As an earlier post mentioned (see Nov. 26, 2014), a student may be dissuaded from reporting an instance of harassment or sexual abuse through active intimidation or by means of a threat. Another tactic is a retaliatory lawsuit lodged against a complainant. An ongoing case at Northwestern University involves multiple instances of such suits. Peter Ludlow, a philosophy professor whom the university has disciplined in response to two students’ complaints of sexual harassment, has filed a complaint in federal court against the university—for violation of Title IX—and against several individuals, including the university’s president and an unnamed graduate student complainant, for defamation and false light invasion of privacy (referring to holding up someone in a highly offensive and untrue light).
Ludlow had already sued various news media in the Chicago area for their reporting on another, earlier complaint against him, this one by a Northwestern undergraduate. Those news outlets had used the word rape to describe Ha’s accusation of his assault. Ludlow objected to the use of that word because it had appeared nowhere in court documents. The judge, Kathy M. Flanagan, threw out Ludlow’s suit, contending that Ludlow hadn’t been identified by name in any of the reporting in question and that rape and sexual assault—the word that appears in Ha’s complaint—are synonymous.
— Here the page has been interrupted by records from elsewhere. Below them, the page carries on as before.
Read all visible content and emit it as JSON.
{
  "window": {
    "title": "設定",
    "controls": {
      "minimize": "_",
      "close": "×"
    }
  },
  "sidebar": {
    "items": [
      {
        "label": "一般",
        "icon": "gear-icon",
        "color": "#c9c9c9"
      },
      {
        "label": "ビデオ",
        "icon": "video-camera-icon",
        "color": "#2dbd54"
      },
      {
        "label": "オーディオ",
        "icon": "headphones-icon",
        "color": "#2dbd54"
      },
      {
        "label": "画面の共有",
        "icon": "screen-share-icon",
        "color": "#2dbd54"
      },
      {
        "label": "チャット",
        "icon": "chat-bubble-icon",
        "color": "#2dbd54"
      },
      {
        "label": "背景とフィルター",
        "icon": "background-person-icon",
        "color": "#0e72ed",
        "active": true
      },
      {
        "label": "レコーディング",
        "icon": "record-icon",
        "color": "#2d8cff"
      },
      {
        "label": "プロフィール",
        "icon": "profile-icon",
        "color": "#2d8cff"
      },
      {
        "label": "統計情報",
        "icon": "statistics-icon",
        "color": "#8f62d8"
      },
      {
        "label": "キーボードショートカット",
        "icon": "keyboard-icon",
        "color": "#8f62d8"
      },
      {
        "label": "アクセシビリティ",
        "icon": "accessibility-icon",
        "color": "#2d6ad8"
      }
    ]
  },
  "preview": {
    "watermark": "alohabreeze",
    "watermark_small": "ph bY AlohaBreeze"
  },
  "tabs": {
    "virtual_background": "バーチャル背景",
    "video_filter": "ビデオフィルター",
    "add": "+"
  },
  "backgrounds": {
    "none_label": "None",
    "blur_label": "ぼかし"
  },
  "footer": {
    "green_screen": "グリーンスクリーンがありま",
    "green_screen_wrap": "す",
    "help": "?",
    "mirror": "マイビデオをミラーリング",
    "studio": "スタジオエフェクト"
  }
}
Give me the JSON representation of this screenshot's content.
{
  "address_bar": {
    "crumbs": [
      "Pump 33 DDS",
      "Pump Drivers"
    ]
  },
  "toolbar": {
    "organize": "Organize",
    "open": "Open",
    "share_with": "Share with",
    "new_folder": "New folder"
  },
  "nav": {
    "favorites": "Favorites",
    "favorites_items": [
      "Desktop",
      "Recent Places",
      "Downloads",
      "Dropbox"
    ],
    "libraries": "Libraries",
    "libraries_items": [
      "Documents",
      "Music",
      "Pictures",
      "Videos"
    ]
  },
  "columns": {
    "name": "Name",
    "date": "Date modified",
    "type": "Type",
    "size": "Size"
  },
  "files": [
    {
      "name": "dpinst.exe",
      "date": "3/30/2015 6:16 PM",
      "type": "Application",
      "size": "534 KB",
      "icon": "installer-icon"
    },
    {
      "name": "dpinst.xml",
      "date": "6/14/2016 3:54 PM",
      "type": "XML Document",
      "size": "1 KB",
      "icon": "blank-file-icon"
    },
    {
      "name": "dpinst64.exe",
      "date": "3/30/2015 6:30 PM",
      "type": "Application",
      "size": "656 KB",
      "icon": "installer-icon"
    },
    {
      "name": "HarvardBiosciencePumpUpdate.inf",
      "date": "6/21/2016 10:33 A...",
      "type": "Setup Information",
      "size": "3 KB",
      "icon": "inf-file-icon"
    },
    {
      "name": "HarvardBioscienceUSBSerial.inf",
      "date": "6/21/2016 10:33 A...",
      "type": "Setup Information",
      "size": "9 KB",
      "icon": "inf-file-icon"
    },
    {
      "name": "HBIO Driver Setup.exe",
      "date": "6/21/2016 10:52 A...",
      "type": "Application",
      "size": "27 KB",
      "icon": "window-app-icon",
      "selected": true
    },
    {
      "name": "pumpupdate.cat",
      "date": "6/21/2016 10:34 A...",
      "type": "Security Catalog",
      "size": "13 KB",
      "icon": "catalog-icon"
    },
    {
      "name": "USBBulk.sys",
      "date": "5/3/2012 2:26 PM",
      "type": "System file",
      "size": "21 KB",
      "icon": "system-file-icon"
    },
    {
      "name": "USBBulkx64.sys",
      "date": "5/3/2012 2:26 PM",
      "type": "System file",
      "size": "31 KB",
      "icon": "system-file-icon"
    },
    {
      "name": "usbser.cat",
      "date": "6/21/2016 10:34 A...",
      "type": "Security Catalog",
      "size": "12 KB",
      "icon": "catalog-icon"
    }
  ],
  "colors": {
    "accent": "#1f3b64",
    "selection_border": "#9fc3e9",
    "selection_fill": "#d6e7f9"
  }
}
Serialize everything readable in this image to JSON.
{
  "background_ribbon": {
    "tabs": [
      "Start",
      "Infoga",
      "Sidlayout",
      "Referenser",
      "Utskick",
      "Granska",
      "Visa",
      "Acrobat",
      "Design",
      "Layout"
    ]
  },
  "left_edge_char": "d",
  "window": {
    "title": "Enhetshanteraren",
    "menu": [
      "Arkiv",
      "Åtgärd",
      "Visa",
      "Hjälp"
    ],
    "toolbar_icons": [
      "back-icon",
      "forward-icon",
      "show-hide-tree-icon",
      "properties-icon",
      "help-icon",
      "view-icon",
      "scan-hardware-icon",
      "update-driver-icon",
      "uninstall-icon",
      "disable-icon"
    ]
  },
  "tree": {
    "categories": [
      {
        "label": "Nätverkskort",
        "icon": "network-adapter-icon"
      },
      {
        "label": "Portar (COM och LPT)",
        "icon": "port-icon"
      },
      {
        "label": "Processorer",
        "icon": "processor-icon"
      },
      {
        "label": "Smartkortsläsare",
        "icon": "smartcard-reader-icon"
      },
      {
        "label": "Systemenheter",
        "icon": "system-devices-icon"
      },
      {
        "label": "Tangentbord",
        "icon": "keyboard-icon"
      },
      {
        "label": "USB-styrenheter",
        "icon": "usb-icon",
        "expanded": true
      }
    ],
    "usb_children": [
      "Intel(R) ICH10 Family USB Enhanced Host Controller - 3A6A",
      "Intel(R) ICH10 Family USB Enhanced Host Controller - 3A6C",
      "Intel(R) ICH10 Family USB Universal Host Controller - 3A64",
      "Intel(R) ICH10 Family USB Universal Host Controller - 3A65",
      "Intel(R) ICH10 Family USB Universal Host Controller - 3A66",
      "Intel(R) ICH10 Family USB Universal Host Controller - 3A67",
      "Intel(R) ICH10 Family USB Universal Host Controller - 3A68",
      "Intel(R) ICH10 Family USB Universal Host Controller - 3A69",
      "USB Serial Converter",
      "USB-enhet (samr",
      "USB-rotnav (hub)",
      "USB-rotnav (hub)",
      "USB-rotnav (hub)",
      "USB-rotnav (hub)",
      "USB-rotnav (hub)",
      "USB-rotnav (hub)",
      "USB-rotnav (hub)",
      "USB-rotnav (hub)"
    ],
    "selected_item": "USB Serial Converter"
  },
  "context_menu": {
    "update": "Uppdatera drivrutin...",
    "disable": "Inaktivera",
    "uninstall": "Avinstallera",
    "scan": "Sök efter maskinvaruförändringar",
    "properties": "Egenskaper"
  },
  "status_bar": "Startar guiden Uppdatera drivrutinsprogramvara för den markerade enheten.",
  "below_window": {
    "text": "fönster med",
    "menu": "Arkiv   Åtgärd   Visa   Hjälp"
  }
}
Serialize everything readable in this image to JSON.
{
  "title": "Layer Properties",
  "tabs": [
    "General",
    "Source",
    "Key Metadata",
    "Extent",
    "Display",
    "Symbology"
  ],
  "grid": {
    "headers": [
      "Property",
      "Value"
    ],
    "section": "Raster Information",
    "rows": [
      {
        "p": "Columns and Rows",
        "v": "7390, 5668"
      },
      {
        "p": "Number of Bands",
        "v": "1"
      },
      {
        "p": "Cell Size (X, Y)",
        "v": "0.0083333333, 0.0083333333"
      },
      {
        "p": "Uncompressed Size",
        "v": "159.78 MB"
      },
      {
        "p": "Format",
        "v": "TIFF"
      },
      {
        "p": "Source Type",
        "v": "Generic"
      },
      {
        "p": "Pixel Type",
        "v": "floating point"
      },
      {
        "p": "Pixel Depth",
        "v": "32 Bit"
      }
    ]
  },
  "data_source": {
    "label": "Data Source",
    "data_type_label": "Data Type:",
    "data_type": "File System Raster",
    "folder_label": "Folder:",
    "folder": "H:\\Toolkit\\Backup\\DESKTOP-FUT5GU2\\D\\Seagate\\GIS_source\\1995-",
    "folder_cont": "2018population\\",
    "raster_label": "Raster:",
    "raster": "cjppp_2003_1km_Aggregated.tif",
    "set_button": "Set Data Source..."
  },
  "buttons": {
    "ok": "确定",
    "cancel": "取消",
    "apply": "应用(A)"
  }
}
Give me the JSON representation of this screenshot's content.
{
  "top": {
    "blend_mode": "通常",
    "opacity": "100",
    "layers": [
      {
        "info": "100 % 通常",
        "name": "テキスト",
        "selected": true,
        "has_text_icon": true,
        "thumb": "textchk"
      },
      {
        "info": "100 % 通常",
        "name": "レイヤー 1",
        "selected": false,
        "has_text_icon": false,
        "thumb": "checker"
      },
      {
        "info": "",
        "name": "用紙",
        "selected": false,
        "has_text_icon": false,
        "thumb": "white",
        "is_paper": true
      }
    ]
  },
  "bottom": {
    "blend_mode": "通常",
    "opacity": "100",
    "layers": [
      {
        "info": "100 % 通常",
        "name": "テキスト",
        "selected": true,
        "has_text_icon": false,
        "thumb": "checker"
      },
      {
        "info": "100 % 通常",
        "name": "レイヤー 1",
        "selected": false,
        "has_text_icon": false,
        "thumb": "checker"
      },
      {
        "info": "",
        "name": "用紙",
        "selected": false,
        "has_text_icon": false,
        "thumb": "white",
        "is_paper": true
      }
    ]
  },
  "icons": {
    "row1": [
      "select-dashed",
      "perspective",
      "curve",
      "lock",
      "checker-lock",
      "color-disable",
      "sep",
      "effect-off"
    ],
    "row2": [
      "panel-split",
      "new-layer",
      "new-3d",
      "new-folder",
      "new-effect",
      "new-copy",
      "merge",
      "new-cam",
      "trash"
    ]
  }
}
On Thursday, 5 February, federal judge Sara J. Ellis ruled on Ludlow’s suit against Northwestern University, the anonymous graduate student, and the others named. She dismissed the six counts in his suit without prejudice, meaning that he can revise his complaint and resubmit it within fourteen days.
This situation foregrounds a serious omission in Title IX law, in which a prohibition against retaliatory lawsuits on the part of accused offenders is missing. It also reveals the injustice done to the student who was brave enough in the first place to register her complaint. (I should note here, in fairness to Northwestern, that the university indemnified this student before she gave her testimony. At the same time, the university has a clear and distinct conflict of interest in any such case and cannot, realistically, protect a student complainant from retaliation.) While Ludlow tinkers with his claims of defamation and false light in order to resubmit the complaint, none of the defendants can respond to him. He is free to bring charges of sullying his reputation against them that, ironically, are neither subject to validation by the court nor themselves free of potential defamatory effect. The graduate student is being represented in a negative light that she is prohibited from addressing. She is being unjustly silenced, frustratingly silenced.
Although Ellis’s ruling represents a big step toward remedying the enormous gap in Title IX, her legal grounds for dismissing Ludlow’s suit are confined to his failure to make his case. Preferably, he would be barred from making any case at all in view of and on the grounds of the graduate student’s vulnerability in coming forward.